Un hombre en busca de sus tradiciones
Luego de la trilogía Esperando al mesías, El abrazo partido, Derecho de familia, Daniel Burman decidió alejarse un poco del entorno del barrio de Once donde transcurrían sus historias y también del personaje de Ariel, que encarnaba con recurrencia Daniel Hendler. Si bien no se distanció de asuntos como los vínculos paterno-filiales (El nido vacío es un claro ejemplo), lo cierto es que comenzó a explorar otras posibilidades dentro de un cine que se solidificaba formalmente pero que comenzaba a mostrar algunos símbolos dispersivos, como en la última El misterio de la felicidad: el cine Burman, anteriormente claro discursivamente, parecía ingresar en una suerte de limbo que de alguna forma evidenciaba cierta insatisfacción. Vaya uno a saber si los caminos que toman los realizadores son tan conscientes, pero El rey del Once, una película que reproduce el regreso de un hijo al lugar del origen, es también una exploración sobre la vuelta del propio Burman a los temas fundantes de su obra.
Ariel -otra vez, aunque ahora lo interprete Alan Sabbagh- es un economista que vive en Nueva York y que emprende un viaje a Buenos Aires para presentarle su novia al padre, el enigmático Usher, que maneja una fundación de asistencia a miembros de la comunidad judía que viven con apremios financieros: comida, medicamentos, todo tipo de objetos, algunos sumamente ridículos, son entregados desde una oficina abarrotada de cosas y de gente. El mundo al que llega Ariel, encima sin la novia que venía a presentar, es excéntrico, pero de un excentricismo asordinado, barrial, desprovisto de todo lujo, aunque no carece de un humor lunático. Incluso keatoneano por cómo el cuerpo del protagonista se moviliza con dificultad por esos espacios extraños. La cámara de Burman, inteligentemente, apela a planos cerrados y a un movimiento, un caminar pasillos que confunde aún más al confundido Ariel: para qué está allí, es todo un enigma. Mientras, Usher, se comunica sólo por teléfono.
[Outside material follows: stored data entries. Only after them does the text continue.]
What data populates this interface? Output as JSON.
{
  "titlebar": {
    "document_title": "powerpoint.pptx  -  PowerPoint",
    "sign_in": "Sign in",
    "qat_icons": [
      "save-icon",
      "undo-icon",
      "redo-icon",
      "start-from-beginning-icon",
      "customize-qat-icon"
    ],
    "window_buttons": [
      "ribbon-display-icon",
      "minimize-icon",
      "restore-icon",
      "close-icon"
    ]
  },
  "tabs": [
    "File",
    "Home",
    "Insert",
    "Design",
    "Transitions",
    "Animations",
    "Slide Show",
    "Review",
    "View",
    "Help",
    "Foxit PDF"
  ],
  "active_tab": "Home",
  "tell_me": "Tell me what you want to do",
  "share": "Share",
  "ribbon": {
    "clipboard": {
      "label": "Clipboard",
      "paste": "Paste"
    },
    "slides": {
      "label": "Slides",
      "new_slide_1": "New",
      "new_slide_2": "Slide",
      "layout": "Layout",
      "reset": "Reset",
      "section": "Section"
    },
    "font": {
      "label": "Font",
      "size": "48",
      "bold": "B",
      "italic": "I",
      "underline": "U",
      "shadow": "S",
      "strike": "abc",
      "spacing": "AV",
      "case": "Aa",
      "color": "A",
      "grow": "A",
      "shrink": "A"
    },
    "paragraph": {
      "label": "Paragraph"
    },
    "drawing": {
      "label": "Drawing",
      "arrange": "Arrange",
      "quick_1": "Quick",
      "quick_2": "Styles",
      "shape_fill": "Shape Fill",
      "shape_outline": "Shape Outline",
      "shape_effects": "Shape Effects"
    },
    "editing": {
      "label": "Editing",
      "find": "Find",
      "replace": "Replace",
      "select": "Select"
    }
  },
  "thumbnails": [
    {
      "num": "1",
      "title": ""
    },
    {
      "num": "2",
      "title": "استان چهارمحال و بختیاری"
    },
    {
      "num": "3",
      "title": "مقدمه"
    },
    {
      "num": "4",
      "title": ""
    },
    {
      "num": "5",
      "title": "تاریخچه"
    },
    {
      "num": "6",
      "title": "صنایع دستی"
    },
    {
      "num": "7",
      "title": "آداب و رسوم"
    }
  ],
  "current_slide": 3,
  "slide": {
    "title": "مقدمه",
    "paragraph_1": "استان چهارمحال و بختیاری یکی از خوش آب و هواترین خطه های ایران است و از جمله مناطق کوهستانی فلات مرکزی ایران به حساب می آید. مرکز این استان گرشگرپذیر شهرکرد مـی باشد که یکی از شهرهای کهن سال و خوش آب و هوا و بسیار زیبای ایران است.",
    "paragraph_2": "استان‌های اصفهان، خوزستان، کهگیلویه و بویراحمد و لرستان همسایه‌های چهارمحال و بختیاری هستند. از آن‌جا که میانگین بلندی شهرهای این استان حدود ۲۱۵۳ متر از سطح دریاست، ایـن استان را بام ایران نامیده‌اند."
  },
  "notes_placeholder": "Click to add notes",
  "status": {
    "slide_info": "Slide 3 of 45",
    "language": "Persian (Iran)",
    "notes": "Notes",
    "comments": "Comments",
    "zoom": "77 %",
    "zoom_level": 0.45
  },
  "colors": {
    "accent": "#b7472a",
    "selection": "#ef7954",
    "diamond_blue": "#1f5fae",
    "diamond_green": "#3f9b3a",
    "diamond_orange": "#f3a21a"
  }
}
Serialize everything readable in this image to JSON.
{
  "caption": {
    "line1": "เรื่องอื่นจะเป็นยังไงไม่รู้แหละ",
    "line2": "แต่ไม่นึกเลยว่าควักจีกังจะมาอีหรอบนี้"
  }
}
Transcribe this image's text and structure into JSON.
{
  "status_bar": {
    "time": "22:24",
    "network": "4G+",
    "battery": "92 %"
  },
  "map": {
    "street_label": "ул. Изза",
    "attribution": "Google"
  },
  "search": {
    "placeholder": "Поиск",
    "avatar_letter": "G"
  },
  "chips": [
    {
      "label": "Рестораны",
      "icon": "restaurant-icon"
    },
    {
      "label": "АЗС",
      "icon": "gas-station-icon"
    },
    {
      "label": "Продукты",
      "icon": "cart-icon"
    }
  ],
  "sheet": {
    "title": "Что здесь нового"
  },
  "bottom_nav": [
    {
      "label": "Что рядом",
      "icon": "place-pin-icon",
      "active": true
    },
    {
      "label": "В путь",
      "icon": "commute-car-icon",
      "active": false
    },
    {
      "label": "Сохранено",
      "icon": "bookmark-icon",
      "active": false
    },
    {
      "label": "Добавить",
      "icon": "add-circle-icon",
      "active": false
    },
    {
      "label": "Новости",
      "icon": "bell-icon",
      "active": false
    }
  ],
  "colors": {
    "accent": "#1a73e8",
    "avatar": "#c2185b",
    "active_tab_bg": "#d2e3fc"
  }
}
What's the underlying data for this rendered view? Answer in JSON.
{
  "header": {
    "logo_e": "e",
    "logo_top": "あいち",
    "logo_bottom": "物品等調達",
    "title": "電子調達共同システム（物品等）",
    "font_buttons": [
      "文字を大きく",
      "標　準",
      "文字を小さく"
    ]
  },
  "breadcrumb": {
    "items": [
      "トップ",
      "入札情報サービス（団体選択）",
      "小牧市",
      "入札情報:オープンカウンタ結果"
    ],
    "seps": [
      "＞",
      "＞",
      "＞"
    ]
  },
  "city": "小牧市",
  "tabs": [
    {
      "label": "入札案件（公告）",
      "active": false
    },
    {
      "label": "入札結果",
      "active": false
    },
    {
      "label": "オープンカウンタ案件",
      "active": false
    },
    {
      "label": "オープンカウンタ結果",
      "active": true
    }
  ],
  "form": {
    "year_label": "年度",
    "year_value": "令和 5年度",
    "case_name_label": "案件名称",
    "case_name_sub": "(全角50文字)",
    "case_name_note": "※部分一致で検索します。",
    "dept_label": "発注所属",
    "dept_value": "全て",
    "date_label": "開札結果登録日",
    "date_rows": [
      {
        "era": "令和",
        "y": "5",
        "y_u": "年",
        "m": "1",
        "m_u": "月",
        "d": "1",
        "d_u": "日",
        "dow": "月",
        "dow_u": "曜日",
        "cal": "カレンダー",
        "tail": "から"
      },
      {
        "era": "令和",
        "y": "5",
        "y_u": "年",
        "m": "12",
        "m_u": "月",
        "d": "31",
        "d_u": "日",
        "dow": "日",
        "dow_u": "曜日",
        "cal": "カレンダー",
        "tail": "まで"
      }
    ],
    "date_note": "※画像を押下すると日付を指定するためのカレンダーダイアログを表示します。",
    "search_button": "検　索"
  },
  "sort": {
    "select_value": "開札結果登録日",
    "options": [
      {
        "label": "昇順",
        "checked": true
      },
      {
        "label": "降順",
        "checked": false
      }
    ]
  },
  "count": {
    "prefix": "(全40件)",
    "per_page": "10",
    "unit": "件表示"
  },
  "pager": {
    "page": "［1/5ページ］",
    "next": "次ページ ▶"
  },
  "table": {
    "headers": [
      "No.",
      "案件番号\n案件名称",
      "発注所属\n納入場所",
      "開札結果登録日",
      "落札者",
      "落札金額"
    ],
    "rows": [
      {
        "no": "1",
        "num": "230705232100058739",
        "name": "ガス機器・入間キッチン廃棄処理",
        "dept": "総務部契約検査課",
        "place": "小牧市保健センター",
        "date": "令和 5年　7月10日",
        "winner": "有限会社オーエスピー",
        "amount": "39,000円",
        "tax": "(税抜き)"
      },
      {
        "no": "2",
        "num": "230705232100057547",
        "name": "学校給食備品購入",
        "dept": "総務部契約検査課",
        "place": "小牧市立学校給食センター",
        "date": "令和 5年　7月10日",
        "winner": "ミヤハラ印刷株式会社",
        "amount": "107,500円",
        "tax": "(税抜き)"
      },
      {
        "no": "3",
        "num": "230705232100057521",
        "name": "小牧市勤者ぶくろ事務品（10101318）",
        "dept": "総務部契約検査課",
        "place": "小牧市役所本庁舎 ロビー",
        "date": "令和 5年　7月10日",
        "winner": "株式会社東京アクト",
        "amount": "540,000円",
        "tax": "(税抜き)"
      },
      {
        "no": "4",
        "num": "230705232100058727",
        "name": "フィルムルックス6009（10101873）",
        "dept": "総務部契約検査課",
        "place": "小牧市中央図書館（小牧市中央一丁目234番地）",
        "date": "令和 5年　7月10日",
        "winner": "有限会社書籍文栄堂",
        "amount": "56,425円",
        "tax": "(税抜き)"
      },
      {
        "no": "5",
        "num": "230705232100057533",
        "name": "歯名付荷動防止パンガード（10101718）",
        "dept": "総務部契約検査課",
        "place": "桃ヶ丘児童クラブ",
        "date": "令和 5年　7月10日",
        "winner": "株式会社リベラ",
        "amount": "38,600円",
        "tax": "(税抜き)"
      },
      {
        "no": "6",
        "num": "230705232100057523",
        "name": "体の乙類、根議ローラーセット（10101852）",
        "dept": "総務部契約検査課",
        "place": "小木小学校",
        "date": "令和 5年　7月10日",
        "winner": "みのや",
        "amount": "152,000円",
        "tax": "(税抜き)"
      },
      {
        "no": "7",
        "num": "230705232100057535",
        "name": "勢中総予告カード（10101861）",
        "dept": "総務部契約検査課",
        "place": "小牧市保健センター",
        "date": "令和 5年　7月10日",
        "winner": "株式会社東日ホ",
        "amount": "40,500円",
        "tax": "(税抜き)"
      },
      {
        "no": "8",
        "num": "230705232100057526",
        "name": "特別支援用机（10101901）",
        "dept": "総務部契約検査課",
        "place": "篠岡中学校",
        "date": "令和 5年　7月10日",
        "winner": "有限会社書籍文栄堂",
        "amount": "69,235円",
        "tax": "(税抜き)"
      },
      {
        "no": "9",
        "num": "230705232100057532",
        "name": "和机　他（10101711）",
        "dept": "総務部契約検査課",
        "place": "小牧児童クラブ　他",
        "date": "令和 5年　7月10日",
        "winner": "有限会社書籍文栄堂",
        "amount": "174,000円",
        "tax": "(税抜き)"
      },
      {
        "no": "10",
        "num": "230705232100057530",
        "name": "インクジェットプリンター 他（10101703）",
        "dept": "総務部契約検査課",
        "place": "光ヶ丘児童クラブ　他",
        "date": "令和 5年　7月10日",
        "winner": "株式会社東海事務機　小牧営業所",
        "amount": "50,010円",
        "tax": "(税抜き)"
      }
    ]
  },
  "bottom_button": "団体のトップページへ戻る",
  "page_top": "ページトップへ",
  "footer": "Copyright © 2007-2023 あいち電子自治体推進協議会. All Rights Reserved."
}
Desde ese recurso (la omnipresencia del padre, aunque nunca se lo vea), Burman construye nuevamente una mirada sobre padres e hijos, sobre distancias generacionales pero también sobre distancias auto-impuestas por hijos que desean separarse de un discurso paterno. Ariel no es religioso, de hecho desconoce mucho del significado de los rituales judíos, y nunca anteriormente en el cine de Burman como aquí lo tradicional, lo ritual, adquiere una fuerza clave. El director incorpora en muchos pasajes del film una serie de protocolos religiosos judíos. Lo hace sin mayores explicaciones, logrando de esa manera que la confusión de Ariel respecto del mundo al que se suma sea la misma que la del espectador. No se sabe muy bien qué está pasando, pero hay una fascinación que es fácilmente asimilable a ese deseo abstracto que unifica los lazos familiares.
Lo más elogiable en la película del director de El abrazo partido es que más allá de los resultados que exhibe, existe en su trabajo una fuerte decisión por transitar nuevos rumbos, por modificar un trabajo y no dormirse en los laureles, incluso a fuerza de perder público. Porque El rey del Once, sin ser una película compleja argumental o narrativamente, exige al espectador la clarividencia para descubrir en ese recorrido errático que hace el protagonista todas las claves que deconstruyen el film. Es decir, así como los rituales no se explican demasiado, tampoco ocurre lo mismo con los sentimientos de los personajes: de hecho, la coprotagonista, Eva, es una joven que por algún tipo de voto debe permanecer callada. Y así lo hace durante casi todo el metraje. Si la religión parte de lo simbólico para fundar su razón, El rey del Once es una de las películas más religiosas posibles.
Como siempre en el cine de Burman, la lucha entre el hijo y el padre se resuelve finalmente con una aceptación y asimilación de roles. Nada resulta demasiado trágico pero sí es coherente, y ese es el mayor rasgo de humanidad que conserva su obra, aún en sus films más flojos. El rey del Once expresa nuevamente esa necesidad por iniciar un camino personal, dejando de lado aquí ciertos vicios del mainstream y reconstruyéndose con rasgos de un cine más independiente y enigmático.